Madonna não tem sido muito feliz nesta nova era dos social media e da pessoalização da figura do emissor, talvez porque é assim uma espécie de fruto da última geração das Grandes. Madonna isolou-se à frente, foi a camisola amarela da Pop até perder o comboio e ser mais interessante no passado que no seu presente produtivo. Faltava-lhe aquela verve rebelde e doida e fémina e libertadora e perigosa que é a sua imagem de marca. Parecia que à Madonna faltava a Madonna. 

Ao contrário da Simone, que conseguia mesmo antes de dia 18, identificar com uma entertainer cheia das qualidades que queremos ver em alguém que é uma lenda viva, à Madonna nunca fui assim muito capaz de atribuir essas coisas. Via-a muito ocupada com o ioga e as coreografias e pouco preocupada com a Madonna. Se calhar a Madonna precisou de por a Madonna a descansar.

Só que a Madonna já dormiu a sesta e cuidado com ela! 

No seu novo vídeo – Bitch, I'm Madonna – a Senhora Dona Madonna emerge com uma imagem extremamente pop, muitíssimo Jeremy Scott; toda ela é diversão e sorrisos, toda ela é uma sereia no seu mar.

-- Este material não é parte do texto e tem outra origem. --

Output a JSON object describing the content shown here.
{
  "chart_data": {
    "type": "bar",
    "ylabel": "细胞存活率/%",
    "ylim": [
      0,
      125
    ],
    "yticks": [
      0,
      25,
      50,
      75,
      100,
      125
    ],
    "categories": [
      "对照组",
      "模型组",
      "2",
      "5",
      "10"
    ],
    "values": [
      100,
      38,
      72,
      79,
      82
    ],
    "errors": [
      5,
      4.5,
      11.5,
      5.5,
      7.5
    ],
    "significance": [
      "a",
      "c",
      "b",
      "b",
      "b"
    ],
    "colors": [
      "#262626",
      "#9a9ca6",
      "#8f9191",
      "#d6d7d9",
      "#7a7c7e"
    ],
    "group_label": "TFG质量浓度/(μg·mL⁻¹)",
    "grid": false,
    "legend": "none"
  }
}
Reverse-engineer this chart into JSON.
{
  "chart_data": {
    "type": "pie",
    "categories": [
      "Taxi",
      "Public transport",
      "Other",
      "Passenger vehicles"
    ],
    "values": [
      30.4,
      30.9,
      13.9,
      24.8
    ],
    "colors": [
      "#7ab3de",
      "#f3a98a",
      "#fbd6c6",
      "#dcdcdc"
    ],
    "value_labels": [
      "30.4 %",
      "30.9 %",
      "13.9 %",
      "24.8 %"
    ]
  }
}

Madonna está em casa, chegou bem e esperamos que não tencione de lá sair. É muito bonito vê-la interagir com as largas dezenas de pessoas com quem se cruza, transmitindo esta ideia de tangibilidade que parecia ter pedido. E… Oh! O Alexander Wang! O Jon Kortajarena! O Chris Rock! OMG!!! 

Sim, a Madonna tem imensos amigos famosos, mas também estão lá todos os outros a povoar o vídeo. A música não interessa grandemente, e a grande polémica são as intervenções aparentemente filmadas em modo selfie em telefones da Beyoncé, do Kanye West, da Miley Cyrus e da própria Nicky Minaj. Que parece que não é assim muito giro, esse formato. Mas dada a disfunção Madonna-new media, não me parece assim tão estranho. Também não me parece estranho porque, segundo o meu amigo que é amigo d'Ela, Ela é mesmo assim: gosta, faz. E adora e faz tudo no iPhone e às tantas apega-se ao que fez no iPhone e acaba por utilizar essas mesmas versões que, aparentemente, não têm qualidade. 

Bitches, Ela é A Madonna, logo Ela pode. 

Tal como esta fase em que vemos a Simone, ainda não acho que poderemos ver a Madonna, mas acho que este vídeo marca o princípio dessa nova fase de reaproximação ao público, de manutenção do Mito através da quebra de alguns cânones que associamos à Madonna. 

Ou talvez o vídeo me tenha chegado num dia de grande felicidade por poder ter partilhado um palco com a Simone, quem, pela sua postura maravilhosa, me tenha feito entender a Madonna. Partilham importância no nosso contexto. Têm apenas diferenças de estado.